While at school, Irish language was for me a prerequisite to get into any college that belonged to the National University of Ireland (NUI). Without it you didn't get to UCD, where many pupils intended going. It was, therefore, an inconvenience in school and, with the only literature on the curriculum revolving around a woman scavenging for seaweed on the Blaskets, the language, for anyone who wished to be considered progressive in any way, was 'backwards'. Like many in my school, I essentially ignored it.
So it is with some guilt and regret that I read Liam Carson's Call Mother a Lonely Field (Hags Head Press, €12.99, out March 6), the author quite subtly reminding us that it is through a common language that generations are linked.

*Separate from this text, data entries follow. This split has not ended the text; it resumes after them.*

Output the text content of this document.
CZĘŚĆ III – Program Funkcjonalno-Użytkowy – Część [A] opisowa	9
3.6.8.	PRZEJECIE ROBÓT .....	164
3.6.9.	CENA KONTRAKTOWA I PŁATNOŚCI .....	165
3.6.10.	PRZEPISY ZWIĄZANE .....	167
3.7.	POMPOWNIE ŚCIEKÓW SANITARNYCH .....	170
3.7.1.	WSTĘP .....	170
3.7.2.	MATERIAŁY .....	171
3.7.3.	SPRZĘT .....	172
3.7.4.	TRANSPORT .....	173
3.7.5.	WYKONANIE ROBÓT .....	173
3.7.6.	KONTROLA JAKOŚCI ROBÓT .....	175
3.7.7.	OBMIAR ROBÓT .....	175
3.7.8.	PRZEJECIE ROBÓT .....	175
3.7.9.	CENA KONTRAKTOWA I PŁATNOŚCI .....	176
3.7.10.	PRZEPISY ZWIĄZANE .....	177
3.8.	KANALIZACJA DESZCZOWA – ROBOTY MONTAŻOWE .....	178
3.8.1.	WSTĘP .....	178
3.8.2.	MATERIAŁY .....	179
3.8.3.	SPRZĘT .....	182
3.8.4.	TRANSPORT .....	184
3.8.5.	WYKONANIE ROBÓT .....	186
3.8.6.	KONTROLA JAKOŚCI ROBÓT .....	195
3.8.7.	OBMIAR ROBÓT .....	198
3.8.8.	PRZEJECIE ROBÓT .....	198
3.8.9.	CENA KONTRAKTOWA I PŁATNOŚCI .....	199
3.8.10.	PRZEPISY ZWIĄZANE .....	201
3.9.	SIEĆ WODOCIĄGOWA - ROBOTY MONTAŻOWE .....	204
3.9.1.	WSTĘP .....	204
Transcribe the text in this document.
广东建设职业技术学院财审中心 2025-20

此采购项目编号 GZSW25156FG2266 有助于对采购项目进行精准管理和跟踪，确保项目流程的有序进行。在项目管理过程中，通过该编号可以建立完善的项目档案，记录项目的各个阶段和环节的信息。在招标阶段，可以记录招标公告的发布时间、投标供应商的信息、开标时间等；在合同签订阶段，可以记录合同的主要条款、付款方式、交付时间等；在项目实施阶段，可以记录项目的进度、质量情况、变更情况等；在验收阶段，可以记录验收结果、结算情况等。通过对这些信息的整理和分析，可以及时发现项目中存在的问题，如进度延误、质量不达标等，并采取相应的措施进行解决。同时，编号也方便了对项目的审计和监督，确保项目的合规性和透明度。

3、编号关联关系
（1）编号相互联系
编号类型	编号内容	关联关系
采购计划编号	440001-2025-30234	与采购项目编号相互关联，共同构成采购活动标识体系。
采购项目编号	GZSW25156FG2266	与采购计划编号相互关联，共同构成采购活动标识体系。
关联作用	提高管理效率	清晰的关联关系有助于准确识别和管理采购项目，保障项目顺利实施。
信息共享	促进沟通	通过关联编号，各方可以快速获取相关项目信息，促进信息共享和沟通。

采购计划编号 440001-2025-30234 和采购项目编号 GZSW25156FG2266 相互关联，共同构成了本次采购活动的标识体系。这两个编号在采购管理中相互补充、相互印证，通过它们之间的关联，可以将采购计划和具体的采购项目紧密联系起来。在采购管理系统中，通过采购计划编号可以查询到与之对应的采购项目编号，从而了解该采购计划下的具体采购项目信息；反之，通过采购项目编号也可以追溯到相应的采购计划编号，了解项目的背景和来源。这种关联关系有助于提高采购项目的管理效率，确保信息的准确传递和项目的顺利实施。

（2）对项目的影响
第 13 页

Carson, in this beautifully written memoir that lingers like a series of dreams, recounts the conflicts created by Irish within his family as he grew up in a divisive Belfast, eventually becoming uncomfortable with using the tongue.
Experiencing something of an epiphany in Donegal years later, Carson reconnects with the Irish language and discovers, through the vast choice of literature he ignored, what he had missed.
What he misses is not pure nostalgia, because he realises that he has really been 'missing out' -- on a whole world of literature and culture rather than just pining for a link to the past.
Carson opens up the question of Irish language and whether its revival should or should not be wholeheartedly supported.
It is getting harder to convince people that they are 'missing out' through a language when new forms of communication are quickly becoming more alluring.
The NUI will soon no longer exist as a body and the requirement to have Irish in the Leaving Cert to get into one of their colleges will be obsolete. Where will that leave the language?
Carson's memoir is at times sparse on tales a reader might wish to hear about from someone who grew up in Belfast. But it asks many far-reaching questions that will make us Irish squirm -- some more than others.